20110713 Reuters NEW YORK (Reuters) - A federal appeals court threw out a lawsuit accusing the Firestone tire company of illegally using child labor in Liberia, but found that U.S. law allows companies to be held liable for human rights abuses abroad.
In an opinion written by Judge Richard Posner, the 7th U.S. Circuit Court of Appeals in Chicago said companies are not immune from liability in U.S. courts under the Alien Tort Statute for human rights abuses outside the country.
Posner nonetheless rejected claims by 23 Liberian children who challenged working conditions on a 118,000-acre latex-producing rubber tree farm in Liberia. Firestone has operated in the west-central African country since 1926.
"We won the war but lost the battle," Terry Collingsworth, a lawyer for the children, said in an interview on Tuesday. "It is a huge win for the effort to use the Alien Tort Statute to hold corporations accountable for human rights violations in the global economy."
Collingsworth said he is evaluating his options in the Liberia case.
"This decision underscores that this lawsuit was without merit, and we are pleased to have set the record straight," Firestone said in a statement on Tuesday. Firestone is a unit of Japan's Bridgestone Corp, the world's largest tire maker.
The 7th Circuit's findings concerning the Alien Tort Statute, a 1789 law, mirrored those set forth in a decision on Friday by the federal appeals court in Washington, D.C.
That court allowed Exxon Mobil Corp to be sued by Indonesian villagers over alleged murder and torture committed by soldiers the oil company hired to provide security for a natural gas plant. Collingsworth also represented plaintiffs in the Exxon case.
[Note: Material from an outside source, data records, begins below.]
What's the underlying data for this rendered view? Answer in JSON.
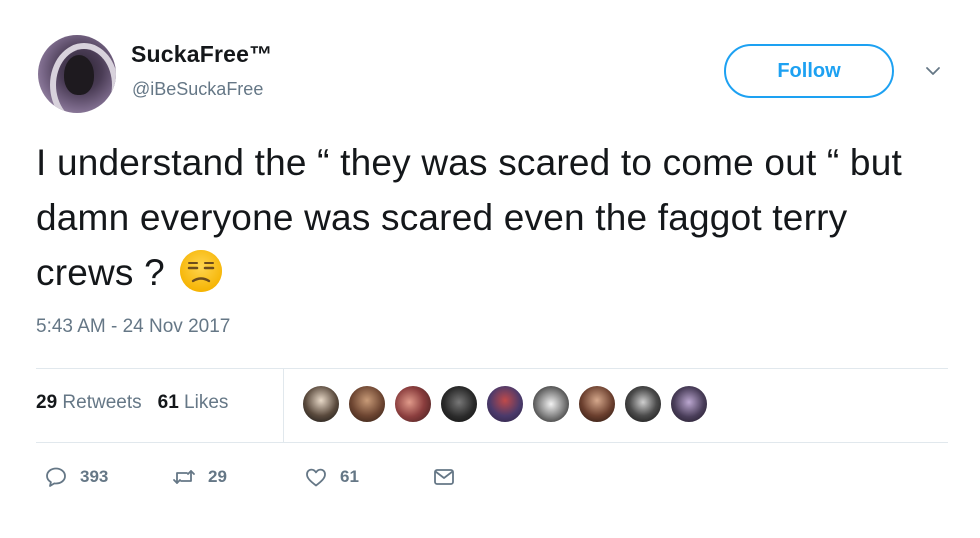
{
  "user": {
    "display_name": "SuckaFree™",
    "handle": "@iBeSuckaFree"
  },
  "follow_label": "Follow",
  "tweet": {
    "text": "I understand the “ they was scared to come out “ but damn everyone was scared even the faggot terry crews ?",
    "emoji": "unamused-face-icon"
  },
  "timestamp": "5:43 AM - 24 Nov 2017",
  "stats": {
    "retweets_count": "29",
    "retweets_label": "Retweets",
    "likes_count": "61",
    "likes_label": "Likes"
  },
  "likers_count_shown": 9,
  "actions": {
    "replies": "393",
    "retweets": "29",
    "likes": "61"
  },
  "colors": {
    "accent": "#1da1f2",
    "secondary_text": "#657786",
    "primary_text": "#14171a",
    "divider": "#e1e8ed"
  }
}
These decisions conflict with last September's ruling by the 2nd Circuit Court of Appeals in New York to shield corporations from liability, in a case involving Royal Dutch Shell Plc's ties to the Nigerian government. That decision has been appealed to the U.S. Supreme Court.
NO VIOLATION SHOWN
According to court papers, the 23 Liberian children, ages 6 to 16, worked on the rubber tree farm with their guardians, who were "tappers" employed by Firestone to extract latex from the trees.
The tappers, most of whom grew up on the farm, found that to meet their production quotas, they needed help from their children, who were not employed by Firestone.
A typical workday would begin at 4 a.m. and end in the late afternoon, according to the plaintiffs' lawyers.
Writing for a three-judge panel, Posner, considered among the most influential federal judges, concluded there was an inadequate basis to infer that Firestone violated customary international law in using the child labor.
He said it was unclear how many children work on the farm and work as hard as the plaintiffs, how much work the average child does and how hard that work is, and how different the situation is for Liberian children who do not live on the farm.
"Conceivably, because the fathers of the children on the plantation are well paid by Liberian standards, even the children who help their fathers with the work are, on balance, better off than the average Liberian child, and would be worse off if their fathers, unable to fill their daily quotas, lost their jobs or had to pay adult helpers," he wrote.
Posner nonetheless accepted the plaintiffs' argument that corporate liability could exist under the Alien Tort Statute where "violations are directed, encouraged, or condoned at the corporate defendant's decisionmaking level."
He said the 2nd Circuit ruling concluded incorrectly that because corporations have never been prosecuted for violating customary international law, there was no principle under that law to bind them.
The case is Flomo et al v. Firestone Natural Rubber Co, 7th U.S. Circuit Court of Appeals, No. 10-03675.